見方・考え方を軸にした教科の横断・統合を図る総合学習(冒頭)

教科学習と総合学習の統合
   ―文芸研のめざす総合学習― 文芸教育研究協議会会長 /西郷 竹彦


教科学習と総合学習を結ぶ原理

 教科学習と総合学習、この両者をどのように関連づけ、統一すればいいのか、ということを中心にお話したいと思います。

 最近、教育の現場を回っていて、いつも感じることがあります。それは、「教科学習に力を入れるととても総合学習どころではない。逆に総合学習へ力を入れていくと、教科学習がどうしてもおろそかになる。
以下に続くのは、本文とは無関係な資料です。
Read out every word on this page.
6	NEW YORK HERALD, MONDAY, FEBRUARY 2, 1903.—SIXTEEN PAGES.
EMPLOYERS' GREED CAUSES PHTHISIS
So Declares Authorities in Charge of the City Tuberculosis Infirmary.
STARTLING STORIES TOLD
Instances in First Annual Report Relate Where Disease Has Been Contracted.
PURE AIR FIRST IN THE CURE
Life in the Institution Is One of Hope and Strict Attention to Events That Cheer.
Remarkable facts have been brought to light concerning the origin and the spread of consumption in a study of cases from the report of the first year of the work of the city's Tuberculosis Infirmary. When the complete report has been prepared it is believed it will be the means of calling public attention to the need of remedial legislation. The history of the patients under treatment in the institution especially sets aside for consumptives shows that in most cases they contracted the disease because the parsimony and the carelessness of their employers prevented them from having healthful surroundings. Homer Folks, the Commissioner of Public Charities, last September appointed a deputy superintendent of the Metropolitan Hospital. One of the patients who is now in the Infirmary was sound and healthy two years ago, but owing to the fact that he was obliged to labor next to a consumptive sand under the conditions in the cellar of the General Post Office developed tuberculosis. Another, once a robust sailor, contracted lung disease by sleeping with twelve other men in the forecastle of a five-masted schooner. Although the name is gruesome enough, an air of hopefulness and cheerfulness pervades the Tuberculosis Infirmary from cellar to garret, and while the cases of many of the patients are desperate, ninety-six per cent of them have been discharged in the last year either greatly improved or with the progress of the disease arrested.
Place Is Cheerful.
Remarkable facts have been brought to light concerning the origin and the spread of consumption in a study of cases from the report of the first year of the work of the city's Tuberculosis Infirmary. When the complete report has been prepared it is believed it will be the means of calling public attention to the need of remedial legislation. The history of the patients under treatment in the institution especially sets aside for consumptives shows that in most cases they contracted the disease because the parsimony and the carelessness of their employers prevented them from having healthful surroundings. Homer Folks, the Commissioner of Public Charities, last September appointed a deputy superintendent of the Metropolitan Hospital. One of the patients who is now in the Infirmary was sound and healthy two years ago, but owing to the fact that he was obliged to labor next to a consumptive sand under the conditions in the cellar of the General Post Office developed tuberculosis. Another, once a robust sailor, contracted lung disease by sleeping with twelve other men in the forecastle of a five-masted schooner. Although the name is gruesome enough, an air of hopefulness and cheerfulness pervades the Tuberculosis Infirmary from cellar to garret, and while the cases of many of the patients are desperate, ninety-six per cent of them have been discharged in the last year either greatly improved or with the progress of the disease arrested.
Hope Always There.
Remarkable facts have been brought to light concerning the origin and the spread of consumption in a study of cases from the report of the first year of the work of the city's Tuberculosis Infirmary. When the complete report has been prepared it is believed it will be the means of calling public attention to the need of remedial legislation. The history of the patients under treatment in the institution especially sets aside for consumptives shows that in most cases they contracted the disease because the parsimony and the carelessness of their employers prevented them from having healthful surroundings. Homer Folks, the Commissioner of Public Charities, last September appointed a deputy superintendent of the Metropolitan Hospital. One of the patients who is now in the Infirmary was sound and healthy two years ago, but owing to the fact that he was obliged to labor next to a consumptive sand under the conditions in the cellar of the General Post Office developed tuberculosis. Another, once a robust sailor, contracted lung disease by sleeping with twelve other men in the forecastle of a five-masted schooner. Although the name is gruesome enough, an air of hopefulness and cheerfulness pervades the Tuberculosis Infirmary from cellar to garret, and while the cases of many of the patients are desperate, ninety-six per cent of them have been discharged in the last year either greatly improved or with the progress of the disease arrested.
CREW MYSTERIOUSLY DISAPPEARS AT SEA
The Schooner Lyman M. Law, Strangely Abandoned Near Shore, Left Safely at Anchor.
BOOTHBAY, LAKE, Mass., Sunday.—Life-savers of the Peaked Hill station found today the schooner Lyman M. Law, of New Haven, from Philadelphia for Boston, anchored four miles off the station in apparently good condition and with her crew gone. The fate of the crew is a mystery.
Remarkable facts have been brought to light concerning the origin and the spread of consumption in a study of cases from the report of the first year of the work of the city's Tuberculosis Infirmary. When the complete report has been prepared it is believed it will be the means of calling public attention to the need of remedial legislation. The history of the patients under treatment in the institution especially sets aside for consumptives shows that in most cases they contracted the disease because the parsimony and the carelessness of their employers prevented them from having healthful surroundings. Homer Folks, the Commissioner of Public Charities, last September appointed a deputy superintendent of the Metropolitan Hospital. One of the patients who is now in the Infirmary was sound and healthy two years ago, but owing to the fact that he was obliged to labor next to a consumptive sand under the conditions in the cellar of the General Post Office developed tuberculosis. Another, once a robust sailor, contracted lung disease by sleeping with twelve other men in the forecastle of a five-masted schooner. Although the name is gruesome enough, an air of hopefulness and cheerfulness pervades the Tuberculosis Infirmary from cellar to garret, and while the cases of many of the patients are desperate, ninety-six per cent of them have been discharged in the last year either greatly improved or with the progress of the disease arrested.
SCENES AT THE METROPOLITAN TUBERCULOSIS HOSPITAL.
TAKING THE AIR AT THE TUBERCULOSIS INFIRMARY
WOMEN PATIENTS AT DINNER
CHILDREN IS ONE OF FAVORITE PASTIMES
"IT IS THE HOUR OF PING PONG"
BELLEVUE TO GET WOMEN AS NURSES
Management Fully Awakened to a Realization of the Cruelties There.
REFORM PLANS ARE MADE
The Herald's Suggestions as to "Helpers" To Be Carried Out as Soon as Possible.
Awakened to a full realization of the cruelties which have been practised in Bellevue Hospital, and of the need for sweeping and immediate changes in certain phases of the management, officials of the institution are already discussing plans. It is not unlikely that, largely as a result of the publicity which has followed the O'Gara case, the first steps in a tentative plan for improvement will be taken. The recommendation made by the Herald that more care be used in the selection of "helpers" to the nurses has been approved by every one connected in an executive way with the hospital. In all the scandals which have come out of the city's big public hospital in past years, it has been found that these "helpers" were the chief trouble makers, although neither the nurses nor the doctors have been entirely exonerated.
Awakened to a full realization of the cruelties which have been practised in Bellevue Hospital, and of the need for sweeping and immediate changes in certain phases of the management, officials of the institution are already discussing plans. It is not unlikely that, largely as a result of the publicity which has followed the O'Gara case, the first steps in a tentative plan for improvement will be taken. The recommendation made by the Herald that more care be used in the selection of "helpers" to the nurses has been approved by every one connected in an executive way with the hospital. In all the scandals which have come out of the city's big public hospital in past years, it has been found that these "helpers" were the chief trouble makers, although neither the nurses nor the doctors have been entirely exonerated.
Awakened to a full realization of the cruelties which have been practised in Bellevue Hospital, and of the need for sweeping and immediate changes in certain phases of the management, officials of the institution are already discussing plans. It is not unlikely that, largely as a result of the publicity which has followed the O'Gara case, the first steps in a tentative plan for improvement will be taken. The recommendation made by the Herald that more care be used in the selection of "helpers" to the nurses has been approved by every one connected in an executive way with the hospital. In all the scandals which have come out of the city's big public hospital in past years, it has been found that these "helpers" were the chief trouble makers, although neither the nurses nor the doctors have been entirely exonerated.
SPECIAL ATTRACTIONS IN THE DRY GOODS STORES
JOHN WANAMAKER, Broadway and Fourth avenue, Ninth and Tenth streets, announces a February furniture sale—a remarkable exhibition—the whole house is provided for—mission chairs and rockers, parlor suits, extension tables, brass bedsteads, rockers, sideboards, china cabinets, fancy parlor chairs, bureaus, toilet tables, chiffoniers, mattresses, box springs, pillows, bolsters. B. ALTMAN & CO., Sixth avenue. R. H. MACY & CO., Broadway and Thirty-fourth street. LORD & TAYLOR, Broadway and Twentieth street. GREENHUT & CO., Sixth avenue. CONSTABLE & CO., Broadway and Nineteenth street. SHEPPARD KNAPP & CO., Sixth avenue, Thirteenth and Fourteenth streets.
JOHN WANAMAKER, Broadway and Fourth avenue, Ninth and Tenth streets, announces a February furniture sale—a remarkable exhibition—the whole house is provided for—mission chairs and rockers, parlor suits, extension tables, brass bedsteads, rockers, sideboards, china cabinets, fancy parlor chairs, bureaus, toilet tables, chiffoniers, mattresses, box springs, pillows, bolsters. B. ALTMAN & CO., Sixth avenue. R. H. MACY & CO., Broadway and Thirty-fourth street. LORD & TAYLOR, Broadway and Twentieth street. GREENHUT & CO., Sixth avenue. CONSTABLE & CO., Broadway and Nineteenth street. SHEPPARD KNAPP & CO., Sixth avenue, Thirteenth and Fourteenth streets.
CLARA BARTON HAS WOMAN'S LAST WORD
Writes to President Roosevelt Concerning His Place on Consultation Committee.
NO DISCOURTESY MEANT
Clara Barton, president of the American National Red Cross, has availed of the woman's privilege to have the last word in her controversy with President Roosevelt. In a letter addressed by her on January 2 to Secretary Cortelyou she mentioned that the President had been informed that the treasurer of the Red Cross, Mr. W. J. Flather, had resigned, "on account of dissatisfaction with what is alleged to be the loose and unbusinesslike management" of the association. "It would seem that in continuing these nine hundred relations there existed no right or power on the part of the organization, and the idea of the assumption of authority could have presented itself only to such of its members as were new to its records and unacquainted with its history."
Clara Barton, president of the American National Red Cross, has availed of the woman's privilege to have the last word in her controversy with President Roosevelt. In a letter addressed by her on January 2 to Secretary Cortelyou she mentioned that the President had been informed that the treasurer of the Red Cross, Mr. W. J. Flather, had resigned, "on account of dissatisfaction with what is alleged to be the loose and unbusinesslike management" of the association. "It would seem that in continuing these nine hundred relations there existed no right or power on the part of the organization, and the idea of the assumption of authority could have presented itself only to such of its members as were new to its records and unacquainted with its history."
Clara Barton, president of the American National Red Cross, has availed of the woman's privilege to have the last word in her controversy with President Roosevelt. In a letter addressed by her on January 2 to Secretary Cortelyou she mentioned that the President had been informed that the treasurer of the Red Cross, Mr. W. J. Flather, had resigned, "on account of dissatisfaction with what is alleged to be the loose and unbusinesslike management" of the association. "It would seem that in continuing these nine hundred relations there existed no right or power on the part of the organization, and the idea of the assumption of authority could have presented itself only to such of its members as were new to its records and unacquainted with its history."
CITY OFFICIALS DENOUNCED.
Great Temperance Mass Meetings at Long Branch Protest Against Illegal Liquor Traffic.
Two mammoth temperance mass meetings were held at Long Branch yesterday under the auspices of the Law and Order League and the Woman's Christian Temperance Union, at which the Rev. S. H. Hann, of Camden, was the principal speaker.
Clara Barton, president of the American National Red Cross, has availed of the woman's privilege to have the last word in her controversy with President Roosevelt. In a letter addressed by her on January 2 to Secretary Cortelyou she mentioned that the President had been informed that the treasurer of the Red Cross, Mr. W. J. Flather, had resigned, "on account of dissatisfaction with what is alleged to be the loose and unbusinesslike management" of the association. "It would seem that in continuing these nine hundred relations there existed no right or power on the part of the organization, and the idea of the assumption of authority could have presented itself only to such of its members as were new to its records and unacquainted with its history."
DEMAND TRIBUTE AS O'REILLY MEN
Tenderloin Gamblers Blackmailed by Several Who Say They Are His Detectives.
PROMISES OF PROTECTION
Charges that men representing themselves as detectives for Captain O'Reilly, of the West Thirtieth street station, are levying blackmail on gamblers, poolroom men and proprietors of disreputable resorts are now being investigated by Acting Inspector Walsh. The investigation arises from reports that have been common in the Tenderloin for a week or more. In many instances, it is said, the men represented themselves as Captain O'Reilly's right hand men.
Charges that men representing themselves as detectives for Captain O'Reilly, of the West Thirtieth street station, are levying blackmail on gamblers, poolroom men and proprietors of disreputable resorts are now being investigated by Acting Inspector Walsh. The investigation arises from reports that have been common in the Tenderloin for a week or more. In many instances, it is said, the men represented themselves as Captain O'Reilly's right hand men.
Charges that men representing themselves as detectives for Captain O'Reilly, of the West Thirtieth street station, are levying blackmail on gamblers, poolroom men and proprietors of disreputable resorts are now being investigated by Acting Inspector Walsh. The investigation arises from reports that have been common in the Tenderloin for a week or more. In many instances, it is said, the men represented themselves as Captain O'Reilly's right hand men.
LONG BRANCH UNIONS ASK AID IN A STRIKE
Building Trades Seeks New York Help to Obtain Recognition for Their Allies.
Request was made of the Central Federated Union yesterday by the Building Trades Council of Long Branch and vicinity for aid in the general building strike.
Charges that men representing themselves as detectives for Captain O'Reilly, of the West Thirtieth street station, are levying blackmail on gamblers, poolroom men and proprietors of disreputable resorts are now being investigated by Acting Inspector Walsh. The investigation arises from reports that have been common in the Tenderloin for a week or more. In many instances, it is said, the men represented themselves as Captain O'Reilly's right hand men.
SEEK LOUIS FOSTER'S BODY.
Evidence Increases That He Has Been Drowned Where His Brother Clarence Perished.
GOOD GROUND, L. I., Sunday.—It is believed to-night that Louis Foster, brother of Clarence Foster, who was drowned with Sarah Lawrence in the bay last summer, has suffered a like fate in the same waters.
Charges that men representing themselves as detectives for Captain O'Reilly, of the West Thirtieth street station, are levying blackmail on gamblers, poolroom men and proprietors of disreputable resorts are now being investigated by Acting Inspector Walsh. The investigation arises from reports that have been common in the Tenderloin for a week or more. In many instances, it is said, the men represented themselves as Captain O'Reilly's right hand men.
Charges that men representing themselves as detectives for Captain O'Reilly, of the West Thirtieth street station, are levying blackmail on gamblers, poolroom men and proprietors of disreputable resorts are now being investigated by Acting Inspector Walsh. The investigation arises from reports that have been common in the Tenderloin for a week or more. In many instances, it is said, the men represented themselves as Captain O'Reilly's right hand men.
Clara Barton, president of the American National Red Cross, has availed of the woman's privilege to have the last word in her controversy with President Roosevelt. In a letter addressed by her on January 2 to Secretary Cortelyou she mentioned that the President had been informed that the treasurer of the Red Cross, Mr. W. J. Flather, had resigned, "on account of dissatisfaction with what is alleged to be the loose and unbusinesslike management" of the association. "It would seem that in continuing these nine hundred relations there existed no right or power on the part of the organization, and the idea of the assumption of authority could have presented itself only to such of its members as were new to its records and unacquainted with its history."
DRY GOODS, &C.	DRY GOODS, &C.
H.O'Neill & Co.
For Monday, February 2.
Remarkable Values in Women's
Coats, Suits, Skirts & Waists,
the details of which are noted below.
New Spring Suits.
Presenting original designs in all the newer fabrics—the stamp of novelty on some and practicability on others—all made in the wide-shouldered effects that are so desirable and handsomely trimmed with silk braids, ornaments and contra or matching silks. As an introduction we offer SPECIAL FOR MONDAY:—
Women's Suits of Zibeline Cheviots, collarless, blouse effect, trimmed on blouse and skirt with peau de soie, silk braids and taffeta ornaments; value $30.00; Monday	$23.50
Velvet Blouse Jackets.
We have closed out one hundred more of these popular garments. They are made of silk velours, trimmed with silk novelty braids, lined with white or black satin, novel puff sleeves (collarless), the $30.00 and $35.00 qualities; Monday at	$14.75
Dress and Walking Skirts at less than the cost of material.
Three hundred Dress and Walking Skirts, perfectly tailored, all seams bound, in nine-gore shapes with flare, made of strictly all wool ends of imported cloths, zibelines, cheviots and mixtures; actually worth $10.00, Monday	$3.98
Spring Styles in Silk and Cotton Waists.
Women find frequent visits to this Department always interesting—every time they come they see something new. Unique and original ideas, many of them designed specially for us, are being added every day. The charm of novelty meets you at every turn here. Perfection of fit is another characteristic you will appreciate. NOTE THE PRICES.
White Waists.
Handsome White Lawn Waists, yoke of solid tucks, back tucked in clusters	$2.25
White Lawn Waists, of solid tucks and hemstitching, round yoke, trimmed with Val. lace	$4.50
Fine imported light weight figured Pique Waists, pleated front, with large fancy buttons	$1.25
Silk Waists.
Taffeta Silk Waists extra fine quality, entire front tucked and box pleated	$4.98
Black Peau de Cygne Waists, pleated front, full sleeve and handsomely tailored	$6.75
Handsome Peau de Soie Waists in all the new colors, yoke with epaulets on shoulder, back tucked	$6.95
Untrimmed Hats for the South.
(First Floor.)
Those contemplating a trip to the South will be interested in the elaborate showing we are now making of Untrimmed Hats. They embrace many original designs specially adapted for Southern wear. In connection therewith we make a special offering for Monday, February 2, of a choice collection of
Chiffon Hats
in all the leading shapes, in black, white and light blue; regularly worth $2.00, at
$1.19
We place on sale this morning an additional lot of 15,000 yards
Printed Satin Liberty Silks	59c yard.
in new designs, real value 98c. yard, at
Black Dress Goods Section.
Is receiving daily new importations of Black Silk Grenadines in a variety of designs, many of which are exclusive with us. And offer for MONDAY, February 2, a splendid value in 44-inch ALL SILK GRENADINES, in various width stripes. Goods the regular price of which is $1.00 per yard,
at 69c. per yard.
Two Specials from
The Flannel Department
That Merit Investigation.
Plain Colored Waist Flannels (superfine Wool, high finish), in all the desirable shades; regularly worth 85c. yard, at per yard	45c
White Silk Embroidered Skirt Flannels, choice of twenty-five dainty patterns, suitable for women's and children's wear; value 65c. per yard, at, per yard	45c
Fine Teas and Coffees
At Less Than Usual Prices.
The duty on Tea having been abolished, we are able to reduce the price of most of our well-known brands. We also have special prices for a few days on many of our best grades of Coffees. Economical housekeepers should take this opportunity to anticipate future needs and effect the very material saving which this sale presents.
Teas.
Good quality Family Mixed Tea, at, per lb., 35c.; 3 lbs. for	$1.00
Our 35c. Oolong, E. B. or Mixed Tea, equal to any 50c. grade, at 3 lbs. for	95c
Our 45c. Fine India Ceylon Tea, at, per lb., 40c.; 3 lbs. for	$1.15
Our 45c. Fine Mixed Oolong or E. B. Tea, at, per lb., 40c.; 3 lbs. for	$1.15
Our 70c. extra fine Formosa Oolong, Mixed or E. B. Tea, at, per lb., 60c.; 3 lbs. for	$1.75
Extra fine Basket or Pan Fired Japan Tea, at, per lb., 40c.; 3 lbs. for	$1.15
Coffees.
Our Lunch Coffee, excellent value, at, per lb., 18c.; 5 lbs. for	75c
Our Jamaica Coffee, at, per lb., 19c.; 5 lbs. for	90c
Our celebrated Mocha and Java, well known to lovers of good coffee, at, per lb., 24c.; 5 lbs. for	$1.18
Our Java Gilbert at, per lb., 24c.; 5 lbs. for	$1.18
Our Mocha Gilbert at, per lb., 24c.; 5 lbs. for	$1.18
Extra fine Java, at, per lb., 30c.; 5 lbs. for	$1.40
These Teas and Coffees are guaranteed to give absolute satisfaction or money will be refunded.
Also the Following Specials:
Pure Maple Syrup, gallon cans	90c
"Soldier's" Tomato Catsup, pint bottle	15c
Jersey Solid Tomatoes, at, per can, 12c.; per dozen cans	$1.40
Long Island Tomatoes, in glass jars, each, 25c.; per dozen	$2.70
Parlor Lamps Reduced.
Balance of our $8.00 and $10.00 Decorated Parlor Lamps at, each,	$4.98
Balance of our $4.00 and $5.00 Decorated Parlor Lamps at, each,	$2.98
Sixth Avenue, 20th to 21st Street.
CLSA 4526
なかなか両者が両立できない」というジレンマ、悩みを抱えている教師が多いということです。ここに集まっておられる先生方も、この両方をどううまく両立するか、なかなか確信がもてないのではないでしょうか。

 私どもは、自分と自分を取りまく世界を望ましい方向に変えていく主体を育てることが教育の目的であると長年主張してきました。そのためには、何が必要でしょうか。まず、教科学習を確立することです。その上にたって総合学習を展開していき、両者を統一することが必要だと考えます。

 それでは、どういう原理で統一できるのでしょうか。結論的に言いますと、ものの見方・考え方、あるいは認識の方法(「認識」とはわかること)、つまりわかり方を低学年、中学年、高学年、中学と系統的に指導することだと考えています。しかも、全ての教科でものの見方・考え方の原理をふまえた系統指導をしていくことです。そうすると、ものの見方・考え方で全ての教科を関連させ、横断することができます。

 教科には、それぞれ独自性があります。国語科には国語科の、社会科には社会科の、理科には理科の独自性があります。ですから、それぞれの独自性をふまえた指導が必要です。独自性と同時に、すべての教科には共通するものがあるはずです。すべての教科の指導は、大きな教育の目的にむかって統一されなければならないことはもちろんです。しかし、目的だけではなく、方法の上でもすべての教科に共通するものがあるはずです。その方法とは一体何かというと、ものの見方・考え方、つまり認識の方法です。算数の場合でも、理科の場合でも、社会の場合でも、国語の場合でも、ものの見方・考え方は共通なはずです。だから、ものの見方・考え方を軸にして、それぞれの教科で系統指導すると同時にすべての教科を横に関連、横断、統合することが可能になるのです。私どもはこういう考え方をこれまでずっとすすめてきました。

 「総合的な学習の時間」が文部省から出されたから、私どもは、あわてて総合学習ということを言い出だしたのではありません。教科を関連、横断、統合する理論や実践は、文部省が「総合的な学習」を言い出すずっと前、広い意味ではもう四十年も前から今日まで、文芸研が一貫してすすめてきたものです。私どもの方が、総合学習のあり方を先取りして主張してきたとも言えます。

 今日は、見方・考え方にはどういうものがあるのかをお話しする時間はありません。したがって、国語を例にして教科学習をどう確立すればいいのか、しかもそれが総合学習を展開することとどううまくつながるかに焦点を絞ってお話してみたいと思います。

 具体的に話をするために、光村版の教科書教材になっております宮沢賢治の「やまなし」と、まど・みちおの「よかったなあ」という詩を取り上げたいと思います。


「やまなし」から生まれる疑問

 「やまなし」は短い作品ですが、これを読まれると、いろいろな疑問をもたれるかと思います。専門家の間でも、それから教師や子どもたちからも、よく出る疑問があります。それは、いったい〈クラムボン〉というのは何だろうか、なぜ「やまなし」という題名になっているのかといったことです。

 〈やまなし〉は、〈十二月〉の場面の後半で少し出てくる程度です。その程度の比重しかない〈やまなし〉を、なぜ作品全体の題名にしているのだろうかという疑問です。